On our way out of the Cheney campground, I took this photo.


The campground calls these shelters "toadstools."  A new one on me.

today's route
Today's drive was almost exclusively rural.

On the road
I knew this route I'd wrested from Google wouldn't take long, so I took my time and didn't worry about trying to drive the speed limit on these rural roads.  The one concession I made for my peace of mind was checking with Google's aerial view to be sure all the roads I'd chosen were paved.  Which they weren't so I picked out other roads that were.

I stopped at a local grocery store in Cheney and, despite it being pretty small, I was able to find most of what I wanted.

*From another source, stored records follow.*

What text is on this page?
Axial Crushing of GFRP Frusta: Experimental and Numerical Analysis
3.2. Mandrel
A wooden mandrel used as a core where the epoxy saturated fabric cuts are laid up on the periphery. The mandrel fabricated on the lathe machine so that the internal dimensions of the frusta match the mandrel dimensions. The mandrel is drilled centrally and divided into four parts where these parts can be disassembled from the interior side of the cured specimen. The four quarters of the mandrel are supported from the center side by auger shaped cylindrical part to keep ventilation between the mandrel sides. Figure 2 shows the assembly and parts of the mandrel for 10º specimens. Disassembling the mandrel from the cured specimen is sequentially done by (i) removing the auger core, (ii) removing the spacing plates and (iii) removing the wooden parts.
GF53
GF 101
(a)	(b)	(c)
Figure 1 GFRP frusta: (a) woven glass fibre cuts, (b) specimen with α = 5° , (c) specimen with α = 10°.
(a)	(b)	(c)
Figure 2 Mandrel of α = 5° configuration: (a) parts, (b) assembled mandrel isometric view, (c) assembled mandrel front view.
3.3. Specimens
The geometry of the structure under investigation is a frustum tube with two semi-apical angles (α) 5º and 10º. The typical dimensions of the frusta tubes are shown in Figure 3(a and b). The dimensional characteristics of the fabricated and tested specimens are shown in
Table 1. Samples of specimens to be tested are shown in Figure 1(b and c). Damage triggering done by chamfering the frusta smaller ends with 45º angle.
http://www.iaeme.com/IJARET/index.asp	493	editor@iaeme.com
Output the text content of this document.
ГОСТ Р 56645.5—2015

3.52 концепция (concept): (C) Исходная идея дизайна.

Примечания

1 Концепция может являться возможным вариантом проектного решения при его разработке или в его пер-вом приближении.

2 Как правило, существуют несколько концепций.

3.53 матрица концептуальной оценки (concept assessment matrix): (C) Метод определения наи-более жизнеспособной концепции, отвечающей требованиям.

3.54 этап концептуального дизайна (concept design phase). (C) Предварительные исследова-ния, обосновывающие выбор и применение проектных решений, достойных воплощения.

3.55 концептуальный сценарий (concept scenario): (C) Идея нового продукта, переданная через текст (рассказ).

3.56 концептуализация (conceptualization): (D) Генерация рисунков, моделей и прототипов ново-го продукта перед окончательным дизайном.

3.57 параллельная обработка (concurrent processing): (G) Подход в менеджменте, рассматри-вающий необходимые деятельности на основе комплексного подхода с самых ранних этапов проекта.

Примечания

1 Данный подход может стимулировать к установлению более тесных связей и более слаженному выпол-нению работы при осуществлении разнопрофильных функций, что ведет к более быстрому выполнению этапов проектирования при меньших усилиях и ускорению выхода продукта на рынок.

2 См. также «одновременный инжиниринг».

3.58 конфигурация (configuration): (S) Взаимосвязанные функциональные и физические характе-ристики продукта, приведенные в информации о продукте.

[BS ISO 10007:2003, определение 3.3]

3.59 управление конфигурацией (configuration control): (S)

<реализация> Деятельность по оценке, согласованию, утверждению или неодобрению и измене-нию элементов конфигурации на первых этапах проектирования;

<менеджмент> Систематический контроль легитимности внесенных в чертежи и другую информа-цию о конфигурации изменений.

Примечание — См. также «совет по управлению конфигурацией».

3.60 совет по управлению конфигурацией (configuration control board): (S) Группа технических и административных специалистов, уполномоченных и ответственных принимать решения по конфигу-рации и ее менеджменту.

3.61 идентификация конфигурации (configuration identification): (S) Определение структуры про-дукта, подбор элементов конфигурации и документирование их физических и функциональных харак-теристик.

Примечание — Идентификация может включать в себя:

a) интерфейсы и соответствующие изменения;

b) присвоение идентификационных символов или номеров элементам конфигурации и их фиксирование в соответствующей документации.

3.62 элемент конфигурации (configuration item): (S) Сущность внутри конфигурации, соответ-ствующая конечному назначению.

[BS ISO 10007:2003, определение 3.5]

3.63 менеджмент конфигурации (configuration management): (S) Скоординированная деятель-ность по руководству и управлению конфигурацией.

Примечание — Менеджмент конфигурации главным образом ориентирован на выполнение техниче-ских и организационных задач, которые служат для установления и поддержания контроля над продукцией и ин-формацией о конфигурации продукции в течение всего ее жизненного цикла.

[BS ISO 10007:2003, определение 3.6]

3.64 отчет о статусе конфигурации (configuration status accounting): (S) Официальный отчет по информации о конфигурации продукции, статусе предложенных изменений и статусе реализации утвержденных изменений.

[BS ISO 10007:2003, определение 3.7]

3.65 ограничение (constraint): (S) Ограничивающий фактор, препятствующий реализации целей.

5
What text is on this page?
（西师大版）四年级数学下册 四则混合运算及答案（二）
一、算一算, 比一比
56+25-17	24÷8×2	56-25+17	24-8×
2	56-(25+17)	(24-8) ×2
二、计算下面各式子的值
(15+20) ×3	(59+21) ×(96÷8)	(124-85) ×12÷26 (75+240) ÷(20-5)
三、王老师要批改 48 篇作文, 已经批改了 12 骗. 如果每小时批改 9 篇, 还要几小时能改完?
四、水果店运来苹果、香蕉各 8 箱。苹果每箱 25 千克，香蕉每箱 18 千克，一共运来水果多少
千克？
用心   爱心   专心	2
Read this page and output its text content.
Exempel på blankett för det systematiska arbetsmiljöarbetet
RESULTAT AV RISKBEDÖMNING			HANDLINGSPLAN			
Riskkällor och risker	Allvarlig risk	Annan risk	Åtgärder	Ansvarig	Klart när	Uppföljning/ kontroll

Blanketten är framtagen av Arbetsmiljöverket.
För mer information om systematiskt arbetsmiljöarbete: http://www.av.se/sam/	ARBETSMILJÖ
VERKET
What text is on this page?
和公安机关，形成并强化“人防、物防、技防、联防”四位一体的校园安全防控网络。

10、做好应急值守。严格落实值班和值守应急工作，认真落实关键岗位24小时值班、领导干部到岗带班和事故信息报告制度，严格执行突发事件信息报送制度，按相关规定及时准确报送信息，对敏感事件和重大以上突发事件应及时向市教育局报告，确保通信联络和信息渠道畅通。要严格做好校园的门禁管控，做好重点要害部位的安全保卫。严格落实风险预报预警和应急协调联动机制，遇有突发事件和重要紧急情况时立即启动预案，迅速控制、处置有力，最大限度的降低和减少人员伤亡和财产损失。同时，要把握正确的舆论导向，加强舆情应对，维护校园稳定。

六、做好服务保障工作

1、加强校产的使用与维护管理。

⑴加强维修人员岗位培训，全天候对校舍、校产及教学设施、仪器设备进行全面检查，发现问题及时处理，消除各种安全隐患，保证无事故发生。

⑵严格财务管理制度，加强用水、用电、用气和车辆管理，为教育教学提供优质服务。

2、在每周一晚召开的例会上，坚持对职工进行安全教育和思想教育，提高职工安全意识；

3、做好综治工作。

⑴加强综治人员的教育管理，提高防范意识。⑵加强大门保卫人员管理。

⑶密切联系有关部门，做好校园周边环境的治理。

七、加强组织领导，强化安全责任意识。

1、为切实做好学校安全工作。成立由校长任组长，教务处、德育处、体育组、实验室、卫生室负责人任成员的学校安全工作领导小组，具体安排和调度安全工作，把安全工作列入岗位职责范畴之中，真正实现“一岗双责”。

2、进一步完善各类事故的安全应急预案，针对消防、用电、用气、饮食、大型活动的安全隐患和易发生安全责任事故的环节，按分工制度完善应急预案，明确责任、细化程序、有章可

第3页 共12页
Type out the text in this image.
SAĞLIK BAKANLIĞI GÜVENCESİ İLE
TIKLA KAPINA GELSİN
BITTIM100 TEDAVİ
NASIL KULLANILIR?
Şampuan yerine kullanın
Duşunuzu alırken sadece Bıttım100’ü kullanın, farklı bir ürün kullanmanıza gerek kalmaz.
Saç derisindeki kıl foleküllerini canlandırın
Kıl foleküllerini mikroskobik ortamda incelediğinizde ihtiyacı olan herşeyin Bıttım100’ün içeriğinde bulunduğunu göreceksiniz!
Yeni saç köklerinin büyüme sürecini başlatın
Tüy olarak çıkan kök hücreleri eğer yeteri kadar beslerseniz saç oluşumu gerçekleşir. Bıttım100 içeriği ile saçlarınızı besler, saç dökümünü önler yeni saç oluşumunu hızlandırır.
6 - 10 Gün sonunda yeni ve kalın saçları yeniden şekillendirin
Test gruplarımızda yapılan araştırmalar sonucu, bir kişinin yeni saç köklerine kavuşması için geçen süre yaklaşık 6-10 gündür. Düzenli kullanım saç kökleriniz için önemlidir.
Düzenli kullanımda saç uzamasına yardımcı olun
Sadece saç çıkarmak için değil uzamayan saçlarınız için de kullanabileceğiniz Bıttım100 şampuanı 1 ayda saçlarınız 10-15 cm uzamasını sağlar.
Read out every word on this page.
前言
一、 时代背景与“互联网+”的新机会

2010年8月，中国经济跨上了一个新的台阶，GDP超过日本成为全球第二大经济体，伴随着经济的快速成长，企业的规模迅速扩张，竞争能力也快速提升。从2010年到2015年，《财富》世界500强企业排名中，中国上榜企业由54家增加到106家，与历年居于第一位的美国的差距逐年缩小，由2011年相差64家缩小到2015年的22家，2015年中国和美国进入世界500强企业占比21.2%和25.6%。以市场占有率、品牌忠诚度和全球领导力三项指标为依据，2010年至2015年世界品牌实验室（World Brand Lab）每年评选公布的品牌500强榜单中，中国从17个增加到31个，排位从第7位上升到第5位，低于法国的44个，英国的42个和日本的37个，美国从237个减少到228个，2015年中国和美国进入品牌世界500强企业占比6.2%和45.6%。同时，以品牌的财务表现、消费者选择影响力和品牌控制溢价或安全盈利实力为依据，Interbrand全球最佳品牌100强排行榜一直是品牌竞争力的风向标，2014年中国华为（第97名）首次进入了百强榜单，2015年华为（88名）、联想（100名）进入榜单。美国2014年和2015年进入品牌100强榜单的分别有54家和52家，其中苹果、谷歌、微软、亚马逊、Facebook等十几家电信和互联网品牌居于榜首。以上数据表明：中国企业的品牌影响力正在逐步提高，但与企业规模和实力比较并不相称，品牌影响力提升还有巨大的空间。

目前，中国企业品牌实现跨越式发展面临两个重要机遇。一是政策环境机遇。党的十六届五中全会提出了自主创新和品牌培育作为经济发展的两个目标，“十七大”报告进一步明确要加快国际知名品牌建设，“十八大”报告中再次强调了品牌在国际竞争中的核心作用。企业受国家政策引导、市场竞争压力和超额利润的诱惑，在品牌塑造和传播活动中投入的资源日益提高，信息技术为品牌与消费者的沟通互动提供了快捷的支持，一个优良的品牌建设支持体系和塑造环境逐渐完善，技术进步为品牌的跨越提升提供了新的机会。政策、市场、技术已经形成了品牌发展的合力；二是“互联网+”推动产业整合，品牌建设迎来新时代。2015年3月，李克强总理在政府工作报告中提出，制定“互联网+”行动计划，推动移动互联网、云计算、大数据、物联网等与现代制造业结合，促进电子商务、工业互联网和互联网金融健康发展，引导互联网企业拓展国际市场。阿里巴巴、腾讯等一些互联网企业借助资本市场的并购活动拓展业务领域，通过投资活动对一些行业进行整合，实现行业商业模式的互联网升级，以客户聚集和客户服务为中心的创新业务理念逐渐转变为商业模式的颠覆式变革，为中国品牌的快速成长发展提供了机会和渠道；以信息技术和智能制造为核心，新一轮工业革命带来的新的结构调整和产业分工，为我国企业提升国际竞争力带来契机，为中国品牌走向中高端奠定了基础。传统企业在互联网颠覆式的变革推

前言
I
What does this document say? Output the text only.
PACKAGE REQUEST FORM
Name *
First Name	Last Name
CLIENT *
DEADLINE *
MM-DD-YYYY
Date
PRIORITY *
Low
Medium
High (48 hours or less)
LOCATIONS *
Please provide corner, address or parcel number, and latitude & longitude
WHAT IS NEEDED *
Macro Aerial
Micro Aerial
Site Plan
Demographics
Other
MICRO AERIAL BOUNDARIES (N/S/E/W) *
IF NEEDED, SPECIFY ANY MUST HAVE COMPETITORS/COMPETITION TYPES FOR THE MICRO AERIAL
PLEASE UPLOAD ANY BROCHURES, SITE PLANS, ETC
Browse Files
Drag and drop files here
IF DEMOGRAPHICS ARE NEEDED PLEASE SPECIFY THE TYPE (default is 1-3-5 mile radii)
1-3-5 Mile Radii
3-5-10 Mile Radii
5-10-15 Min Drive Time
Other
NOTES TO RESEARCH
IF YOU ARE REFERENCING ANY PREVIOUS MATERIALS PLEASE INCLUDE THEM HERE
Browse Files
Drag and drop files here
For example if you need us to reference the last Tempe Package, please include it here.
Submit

As usual, on the drive I found roads that weren't labeled with any names at all that Google said they'd be labeled, so some of the drive was on an I-hope basis, but it ended up working out.

Despite the names of towns being shown on the map, after I left Cheney I didn't see an actual town until I got to Harper.  One of the non-towns I went through was Rago, which is where a farmer named Clyde Cessna became the first person between the Mississippi and the Rockies to build and fly his own airplanes.  That was in 1911.  For a company that was successful enough to become a household name, it's turned out to have a surprisingly negative history.  Odd how things happen.  Here's the Wikipedia link if you're curious.   https://en.wikipedia.org/Cessna

I drove through cropland, as you'd expect, and past a wind farm.  I came across lots of cotton and a peach orchard, though I don't associate peaches with Kansas.

We stopped in a parking lot across from the school in Harper, so the dogs could get a walk and we could have some lunch.  They've got some kind of oak tree planted by the school that produces the biggest acorns I've ever seen.  Actually, I wouldn't have noticed but both Gracie and I were having trouble walking on them because they were so big.  I don't know why Dext didn't have trouble too, though nothing much fazes him.  Huge acorns at least an inch across, I'd guess.  

A sign in Harper said it's the site of "historical Runnymede church."  To me, Runnymede means Magna Carta, which I was pretty sure wasn't what this church was about.  And now that I've looked it up, I can say it wasn't.  Runnymede here in the US was, in 1888, a planned community for wealthy UK folks to send their sons to be "gentleman farmers."  It didn't last but a few years.  The church was moved to Harper in 1893 and is on the National Register of Historic Places.  It's an Episcopal church and I think it's still being used.

I passed a sign saying I could get to Freeport if I turned right and went down some unpaved roads.  Why do even completely landlocked states like Kansas have towns called Freeport?

I was curious, actually, and looked it up and learned that until 2017, Freeport was the smallest incorporated city in Kansas.  By a vote of 4-0 (there are only 5 residents there), the city was dissolved.  The post office there has been operating since the town was founded in 1885.  Sometime I'd like to come back and take those gravel roads down to Freeport.

I twice crossed the Chikaskia River (emphasis on the 2nd syllable) and have learned it runs through northern Oklahoma and flows into the Salt Fork of the Arkansas River.  I remember that river because of it flowing through the Great Salt Plains Lake, where I stayed at the state park when I was in OK.

And on to the relatively large town of Wellington (pop. 8,100), where I'm staying at the KOA for 2 nights.